Objective: The spinal 5‐HT7 receptors play an important role in both morphine and cannabinoid‐induced analgesia. Stress can produce analgesia, termed stress induced analgesia (SIA) and two form of SIA were identified; opioid and nonopioid. An endocannabinoid mechanism for stress‐induced nonopioid analgesia was revealed. In this study, we aimed to clarify the role of spinal 5‐HT7 receptors and descending serotonergic system in opioid and cannabinoid analgesia, and opioid and nonopioid SIA. Methods: Analgesia was measured by radiant tail‐flick test in BALB/c mice. Morphine, an opioid receptor agonist, and WIN 55, 212‐2, a cannabinoid agonist, and SB 269970, a 5‐HT7 receptor antagonist were used. The depletion of spinal 5‐HT was performed via intrathecal (i.th.) injection of 5,7 dihydroxytryptamine (5, 7‐DHT). To induce SIA, the mice were forced to swim in water at 32 °C or 20 °C for 2 min, respectively. Results: Both morphine and WIN 55, 212‐2 (10 mg/kg, s.c.) produced analgesic effects which were completely blocked by SB 269970 (10 μg, i.th.). Forced swims in 32 °C and 20 °C both induced analgesia which only 32 °C one was blocked with naloxone (10 mg/kg, s.c.).

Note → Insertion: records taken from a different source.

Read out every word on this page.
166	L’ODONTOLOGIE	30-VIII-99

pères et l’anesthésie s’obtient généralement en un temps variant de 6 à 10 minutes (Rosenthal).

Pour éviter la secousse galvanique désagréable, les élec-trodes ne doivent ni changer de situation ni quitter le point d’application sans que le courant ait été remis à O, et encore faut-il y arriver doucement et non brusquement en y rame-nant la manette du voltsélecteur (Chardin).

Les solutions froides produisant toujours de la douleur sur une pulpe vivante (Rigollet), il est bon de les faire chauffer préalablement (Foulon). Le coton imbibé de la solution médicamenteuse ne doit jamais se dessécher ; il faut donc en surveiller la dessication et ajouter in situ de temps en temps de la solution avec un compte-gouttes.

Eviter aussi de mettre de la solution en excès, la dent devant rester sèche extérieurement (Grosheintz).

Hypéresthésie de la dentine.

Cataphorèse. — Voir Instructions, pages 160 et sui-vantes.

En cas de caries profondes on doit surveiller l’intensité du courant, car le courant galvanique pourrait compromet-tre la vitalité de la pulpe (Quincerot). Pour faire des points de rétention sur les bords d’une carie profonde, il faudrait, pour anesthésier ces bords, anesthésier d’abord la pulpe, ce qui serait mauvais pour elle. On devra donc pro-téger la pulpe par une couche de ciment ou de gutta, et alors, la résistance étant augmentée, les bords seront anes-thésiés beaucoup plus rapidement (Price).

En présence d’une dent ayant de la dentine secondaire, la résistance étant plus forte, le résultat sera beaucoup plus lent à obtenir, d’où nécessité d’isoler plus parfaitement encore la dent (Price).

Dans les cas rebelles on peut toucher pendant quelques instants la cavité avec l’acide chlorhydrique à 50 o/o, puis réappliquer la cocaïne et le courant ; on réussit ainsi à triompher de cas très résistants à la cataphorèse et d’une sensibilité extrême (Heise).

Both 32 °C and 20 °C swim SIA were blocked by SB 269970 (10 μg, i.th.). Morphine and WIN 55, 212‐2 (10 mg/kg, s.c.) induced analgesia, and SIA in 32 °C and 20 °C were diminished in 5,7‐DHT(60 μg, i.th.) injected mice. Conclusion: Opioids and cannabinoids activate the similar serotonergic descending pathways via spinal 5‐HT7 receptors as opioid and nonopioid SIA to produce analgesia.